Clip – is akin to pressing a cookie cutter onto a theme such that the new theme is a miniature version of the first (a mini-me), the map area is defined by the overlay (cookie cutter) theme and the database comes only from the input (cookie dough) theme.

Update - features from the 'update layer' descend upon the input theme and replace whatever was underneath. An example would be updating a timber type map (input layer) with a cut block (update layer) where the cut block shape supersedes the timber types it overlaps.

Erase - the polygons from the 'erase layer' descend upon the input theme and eliminate that area. An example would be if land were expropriated from a woodlot owner to create a park. The 'park area' would be erased from the woodlot area.

3.5 Buffers

Buffering creates a new theme with new polygon features (geometric objects) based on a constant measure from features in a source theme; buffers around points are circles, around lines are ‘corridors’ (snake-like with rounded ends) and around polygons are ‘donuts’; buffers can be created based on:

a single set width (i.e. all features by 50m)

multiple widths where more than one buffer is created around each feature (i.e. a 50 and a 150m buffer created around each feature – gives a “bull’s eye” effect)

varying width based on an attribute field (i.e. width for each feature is stored in the data table, buffer width depends on the value in this field)

other factors include:

dissolve boundaries between overlapping buffers

buffer outside / inside / both

3.6 Dissolve

With dissolve, also known as merge polygons, boundaries between adjacent polygons with the same attribute value (i.e. class = poor) are ‘dissolved’ and the two (or more) polygons are merged into one larger polygon; a new map layer (theme) results with the generalized data. This is the ‘spatial equivalent’ to reclassification of attribute data.

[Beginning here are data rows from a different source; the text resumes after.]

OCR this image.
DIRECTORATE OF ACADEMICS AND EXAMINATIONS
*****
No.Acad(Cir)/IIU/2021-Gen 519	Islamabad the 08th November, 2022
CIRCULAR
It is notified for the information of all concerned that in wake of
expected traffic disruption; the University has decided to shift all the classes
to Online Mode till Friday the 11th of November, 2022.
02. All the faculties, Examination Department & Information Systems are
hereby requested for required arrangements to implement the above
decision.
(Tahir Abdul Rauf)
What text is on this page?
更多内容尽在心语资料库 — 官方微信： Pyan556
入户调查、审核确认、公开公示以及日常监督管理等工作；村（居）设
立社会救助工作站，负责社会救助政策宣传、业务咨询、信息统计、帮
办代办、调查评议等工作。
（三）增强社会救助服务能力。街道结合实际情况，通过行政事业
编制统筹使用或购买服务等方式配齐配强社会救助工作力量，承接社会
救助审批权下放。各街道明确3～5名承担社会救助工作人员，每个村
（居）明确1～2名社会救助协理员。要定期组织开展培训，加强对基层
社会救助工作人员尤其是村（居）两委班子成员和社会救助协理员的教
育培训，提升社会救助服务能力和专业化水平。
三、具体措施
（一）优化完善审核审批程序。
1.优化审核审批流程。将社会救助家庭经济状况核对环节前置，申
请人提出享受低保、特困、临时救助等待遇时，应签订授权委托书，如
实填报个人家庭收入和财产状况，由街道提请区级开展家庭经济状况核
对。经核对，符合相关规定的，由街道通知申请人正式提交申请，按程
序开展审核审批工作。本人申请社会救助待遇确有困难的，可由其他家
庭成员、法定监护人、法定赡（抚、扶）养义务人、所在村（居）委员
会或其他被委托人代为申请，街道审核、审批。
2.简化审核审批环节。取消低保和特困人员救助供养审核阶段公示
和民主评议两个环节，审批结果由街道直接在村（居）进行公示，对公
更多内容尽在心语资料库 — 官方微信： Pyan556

3.7 Network Routing – as the name implies, this type of analysis assesses movement through a network. Consider the difference between the shortest route and the fastest route. During the middle of the night the ‘shortest route’ is likely the ‘fastest route’, however, during rush hour I would consider traffic and use the ‘fastest route’ (which may have a longer distance). The network is modeled using lines (arcs) and intersections (nodes). Arc-node topology provides information regarding connectivity. The attribute database would provide additional information regarding impedance to flow (or movement). Examples would include speed limit and traffic loads at different times of the day. There is a ‘cost’ to making turns at intersections – i.e. you have to slow down rather than use just two wheels to make the turn. One-way streets would provide for an absolute barrier. As well, making a turn off of an overpass onto a highway below would be prohibited. Other routing examples include most efficient route (for making several stops or deliveries) and location-allocation (where school catchment areas can be determined based on road network and not just a straight-line distance).

Quickest route to Vegas!

Shortest route to Vegas!

Note the difference between the two routes.

3.8 Summary

The results of these spatial operations take on different forms: item 3.1 is a spatial query and merely results in a selection of map features that meet the ‘spatial criteria/relation’, items 3.2 and 3.3 result in additions/changes to the database tables, items 3.4 - 3.6 generally result in a new theme with line work and a data table based on the spatial operation, and . Item 3.7 (networks) usually result in a selection of lines within the network that represent the best route.